We speak with caregivers every week, helping them identify resources online and in their community which can help support them as they provide care for a loved one. Some of the information and support resources we routinely recommend are:
- A local Area Agency on Aging and/or Aging and Disability Resource Center can connect individuals to community resources including paid care services, respite and adult day care, in-home assessments and supports, financial resources, nutritional support (such as meals-on-wheels or food pantries), and much more. Find a local office by searching at Eldercare.gov
- 2-1-1 is our go-to recommendation for a wide array of community supports, including the ones above. Call 211 or search at 211.org to find community providers, assistance programs, volunteer opportunities, libraries and recreation centers, transportation assistance, and more. A certified Information specialist will guide callers to the right programs in their area.
- Don’t forget the local public library! A friendly reference librarian can point patrons to books in their own collection, as well as reputable online information about conditions, treatments, and supports. Many libraries also have programs for seniors, caregivers, and people with disabilities!
- The Family Caregiver Alliance (FCA) and the National Center on Caregiving support and sustain the important work of families nationwide caring for adult loved ones with chronic conditions and disabilities. They offer a huge library of information and educational resources, as well as a searchable Family Care Navigator to find local support.

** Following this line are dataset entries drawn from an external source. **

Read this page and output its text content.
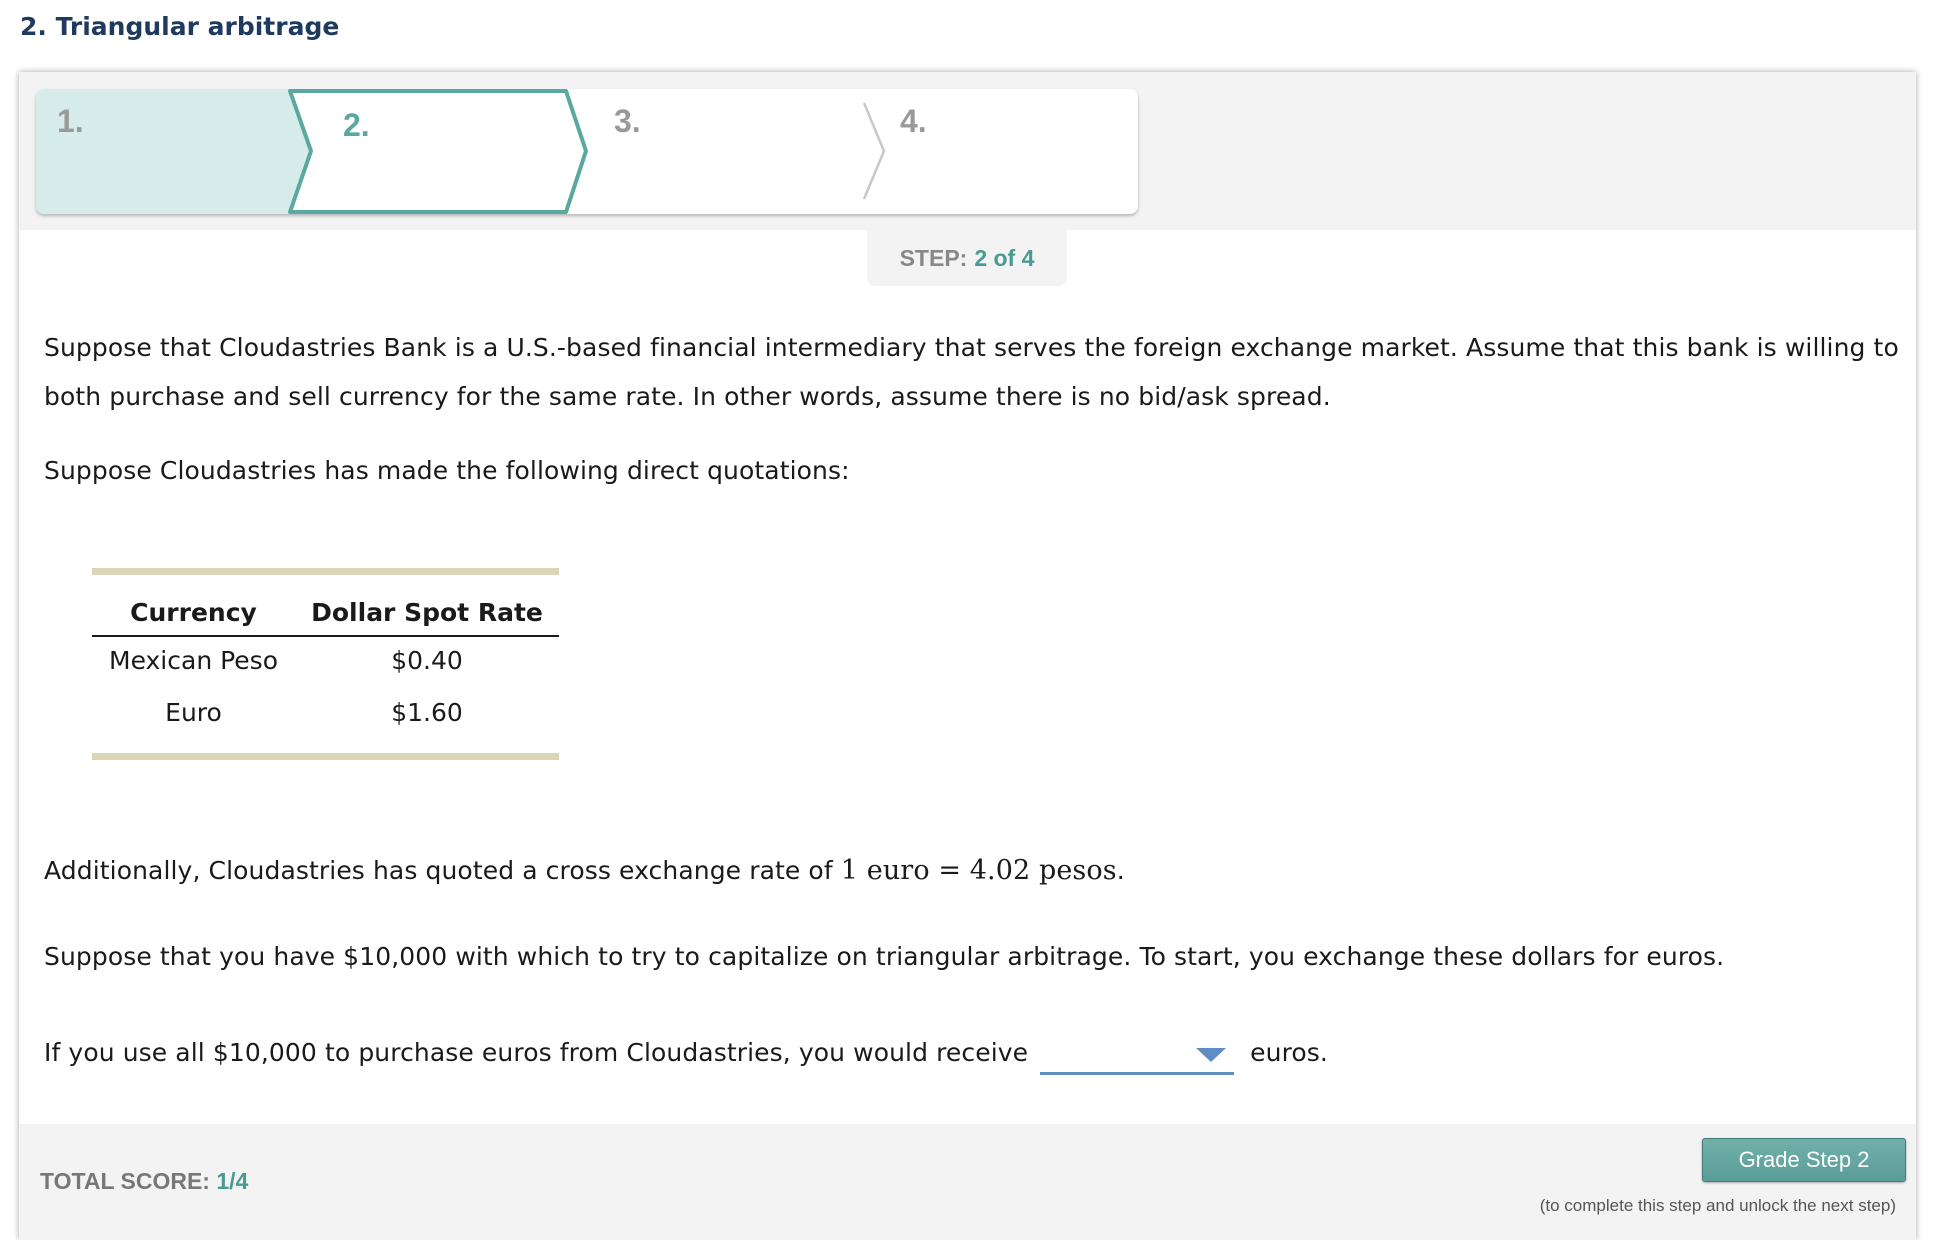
2. Triangular arbitrage
1.	2.	3.	4.
STEP: 2 of 4
Suppose that Cloudastries Bank is a U.S.-based financial intermediary that serves the foreign exchange market. Assume that this bank is willing to
both purchase and sell currency for the same rate. In other words, assume there is no bid/ask spread.
Suppose Cloudastries has made the following direct quotations:
Currency	Dollar Spot Rate
Mexican Peso	$0.40
Euro	$1.60
Additionally, Cloudastries has quoted a cross exchange rate of 1 euro = 4.02 pesos.
Suppose that you have $10,000 with which to try to capitalize on triangular arbitrage. To start, you exchange these dollars for euros.
If you use all $10,000 to purchase euros from Cloudastries, you would receive	euros.
TOTAL SCORE: 1/4
Grade Step 2
(to complete this step and unlock the next step)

- Veterans and their families have a dedicated resource from the Department of Veterans Affairs. Look for a caregiver toolbox, services for family caregivers, and more.
- AARP conducts research and advocacy on caregiving, including the economic impact on informal caregiving. Visit their caregiving center to learn more about the cost of caregiving and to find caregiving resources.
- More than 75% of caregivers are women, and they may spend up to 50% of their time providing care, according to FCA. For these women, this may put a strain on work participation, and may take them out of the workforce altogether. This can have a significant impact on their future retirement. The Women’s Institute for a Secure Retirement has information on financial steps for caregivers to help protect their money and retirement.
- More research and development in caregiving is underway outside the NIDILRR community. Here’s a look at more than 1400 abstracts for articles published in the last 5 years, both in the US and internationally.
Americans are living longer, including Americans with disabilities, and family caregivers will continue to be essential to supporting their loved ones as they age. It can be both very challenging and very rewarding. Reaching out for help, online and in the community, can make it easier for everyone.